Сэррей достал доверенный ему Браем документ и протянул его королеве. По ее знаку Бэрлей взял у него из рук бумагу и вслух прочел ее содержание.
Королева бросила на Лейстера строгий, испытующий взгляд. Дэдлей бросился на колени и воскликнул:
– Ваше величество! Я имел честь только что объяснить вам… Мой слуга Кингтон…
– Ах да, да, знаю, – поспешно перебила его Елизавета, – и совершенно не имею желания выслушивать все это во второй раз. Вообще я смотрю на все это дело как на конченое. Документ, представленный вами, лорд Сэррей, подложен, а ваше обвинение несправедливо, хотя я и готова признать, что вы сами были введены в заблуждение.
Сэррей стоял, словно пораженный громом, и не в силах был проронить ни единого слова.
– Объявляю вас, лорд Лейстер, свободным от предъявленного к вам обвинения, – продолжала королева, – а вы, лорд Сэррей, сэр Брай, равно как та женщина, из-за которой загорелось все это дело, и Кингтон, служащий у графа Лейстера, – все изгоняетесь из пределов нашего государства; вы будете находиться в изгнании, пока мне не заблагорассудится изменить свой указ об этом, а остальные – навсегда. Ступайте, лорд Сэррей! Вас, наверно, заждались в Шотландии.
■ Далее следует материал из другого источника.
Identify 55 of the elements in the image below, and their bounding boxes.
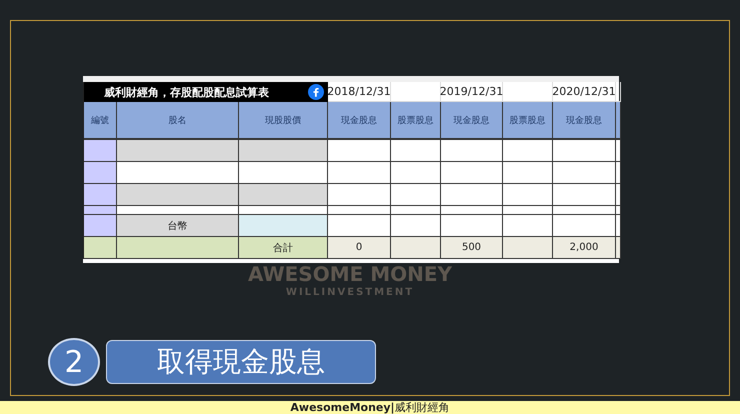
table-cell: 500 (441, 237, 503, 259)
column-header: 現金股息 (441, 102, 503, 140)
table-cell (503, 215, 553, 237)
table-cell: 台幣 (117, 215, 239, 237)
table-cell (328, 140, 391, 162)
table-cell (441, 184, 503, 206)
table-cell (503, 206, 553, 215)
facebook-icon (308, 84, 324, 100)
table-cell (84, 184, 117, 206)
table-cell (328, 206, 391, 215)
table-cell (553, 162, 616, 184)
table-cell (503, 184, 553, 206)
column-header: 現金股息 (328, 102, 391, 140)
logo-text: AWESOME MONEY (248, 264, 452, 284)
table-cell (553, 184, 616, 206)
table-cell (503, 162, 553, 184)
footer-brand: AwesomeMoney| (290, 401, 395, 414)
table-cell (84, 206, 117, 215)
table-cell: 2,000 (553, 237, 616, 259)
table-cell (328, 215, 391, 237)
table-cell (553, 140, 616, 162)
table-cell (328, 162, 391, 184)
table-cell (84, 140, 117, 162)
table-cell (391, 215, 441, 237)
table-cell (391, 140, 441, 162)
table-cell (553, 215, 616, 237)
column-header: 現股股價 (239, 102, 328, 140)
table-cell (391, 184, 441, 206)
table-cell (441, 162, 503, 184)
table-cell (84, 162, 117, 184)
footer-name: 威利財經角 (394, 400, 450, 414)
table-cell (503, 140, 553, 162)
column-header: 股票股息 (391, 102, 441, 140)
column-header (616, 102, 621, 140)
logo-tagline: WILLINVESTMENT (286, 287, 414, 298)
column-header: 現金股息 (553, 102, 616, 140)
table-cell: 0 (328, 237, 391, 259)
column-header: 股名 (117, 102, 239, 140)
table-cell (328, 184, 391, 206)
sheet-title: 威利財經角，存股配股配息試算表 (84, 82, 328, 102)
column-header: 編號 (84, 102, 117, 140)
table-cell (391, 237, 441, 259)
table-cell (84, 215, 117, 237)
table-cell (391, 206, 441, 215)
table-cell (391, 162, 441, 184)
step-label: 取得現金股息 (106, 340, 376, 384)
step-number: 2 (48, 338, 100, 386)
table-cell (441, 215, 503, 237)
table-cell (84, 237, 117, 259)
column-header: 股票股息 (503, 102, 553, 140)
table-cell (441, 206, 503, 215)
table-cell (553, 206, 616, 215)
table-cell: 合計 (239, 237, 328, 259)
table-cell (441, 140, 503, 162)
table-cell (503, 237, 553, 259)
Сэррей вышел из зала, а королева дала знак, что официальные представления окончены. В сопровождении придворных дам и Лейстера она отправилась в свои апартаменты. Бэрлей, которому надо было еще переговорить о разных делах с королевой, остался тем не менее в зале, как бы желая дать Лейстеру возможность окончательно оправдаться наедине с королевой.
IV
Эпилог всей этой истории вызвал массу разговоров и удивлений. Но Елизавета имела достаточно времени, чтобы на досуге пораздумать над всем этим делом и прийти к верному способу поддержать свое достоинство. Однако ей удалось сделать все это только с внешней стороны, потому что внутренне она чувствовала себя более несчастной, чем когда бы то ни было, и проклинала, как никогда еще, блеск, пышность и власть, за которые ей приходилось расплачиваться такой дорогой ценой. Однако она убедилась в том, что, по крайней мере, ей хоть удалось обмануть окружающих, а, в сущности, именно это и было ее целью.
Прибыв в свои апартаменты, Елизавета отпустила придворных дам и осталась наедине с Лейстером.
– Ваше величество!.. Высокая милость… – остановившись на пороге дверей, льстивым голосом начал было Дэдлей.
– Молчите, Дэдлей, – перебила его Елизавета, – только великой милостью и было то, что я проявила по отношению к вам… Но если эта милость и не была заслужена вами, то обстоятельства требовали от меня такого отношения. Что же касается вас самих, то вы действовали самым бессовестным образом.